Spotify scrubs 500,000 streams after Kalshi chart bets flagged
Spotify removed more than 500,000 artificial streams of Malcolm Todd's 'Earrings' after detecting suspicious betting on Kalshi's market for June's most-streamed U.S. track. The song had reached No. 1. Spotify linked the fake streams to manipulation aimed at influencing the prediction market outcome, where traders had wagered roughly $3 million. A Spotify source told The Hollywood Reporter the company would add additional chart checks before publication. Kalshi also commented on the matter.
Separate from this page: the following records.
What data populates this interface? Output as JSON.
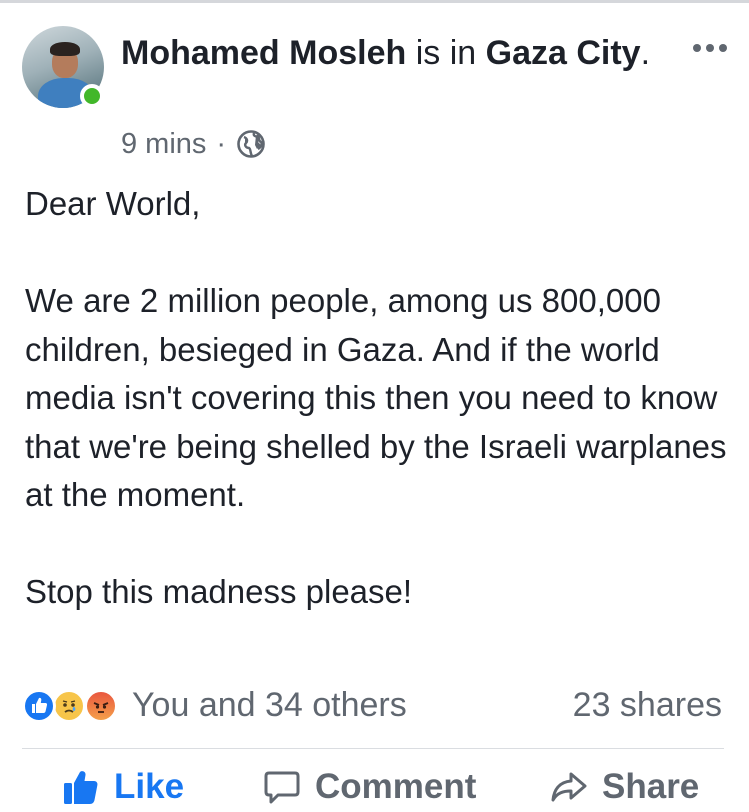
{
  "post": {
    "author": "Mohamed Mosleh",
    "location_prefix": "is in",
    "location": "Gaza City",
    "location_suffix": ".",
    "time": "9 mins",
    "separator": "·",
    "privacy_icon": "globe-icon",
    "more_icon": "more-options-icon",
    "text": "Dear World,\n\nWe are 2 million people, among us 800,000 children, besieged in Gaza. And if the world media isn't covering this then you need to know that we're being shelled by the Israeli warplanes at the moment.\n\nStop this madness please!"
  },
  "reactions": {
    "icons": [
      "like-reaction-icon",
      "sad-reaction-icon",
      "angry-reaction-icon"
    ],
    "summary": "You and 34 others",
    "shares": "23 shares"
  },
  "actions": {
    "like": "Like",
    "comment": "Comment",
    "share": "Share"
  },
  "colors": {
    "accent": "#1877f2",
    "online": "#42b72a",
    "muted_text": "#606770"
  }
}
This incident proves entertainment event contracts face a structural integrity crisis when private platforms control the underlying data. Spotify's ability to retroactively disqualify streams means Kalshi traders now face settlement risk from a single company's internal fraud detection, not just market price. For Kalshi, the fix is urgent: build real-time streaming verification into entertainment contracts or watch institutional participants exit the category. The prior stream-scrubbing incident already triggered a prominent trader boycott, signaling that participants will not tolerate markets where the referee can rewrite the score after the fact. Spotify's promised chart checks may prevent repeat manipulation, but they also make Spotify an unaccountable gatekeeper over contract settlement. Competitors in music, film, and social-media metrics will study this case closely, and Kalshi's next entertainment launch will be judged on whether it solves the oracle problem or ducks it.
Spotify's second direct action against prediction-market chart manipulation after asking Kalshi and Polymarket to remove logos over chart-rigging markets, confirming that streaming platforms will police their own data rather than wait for CFTC intervention.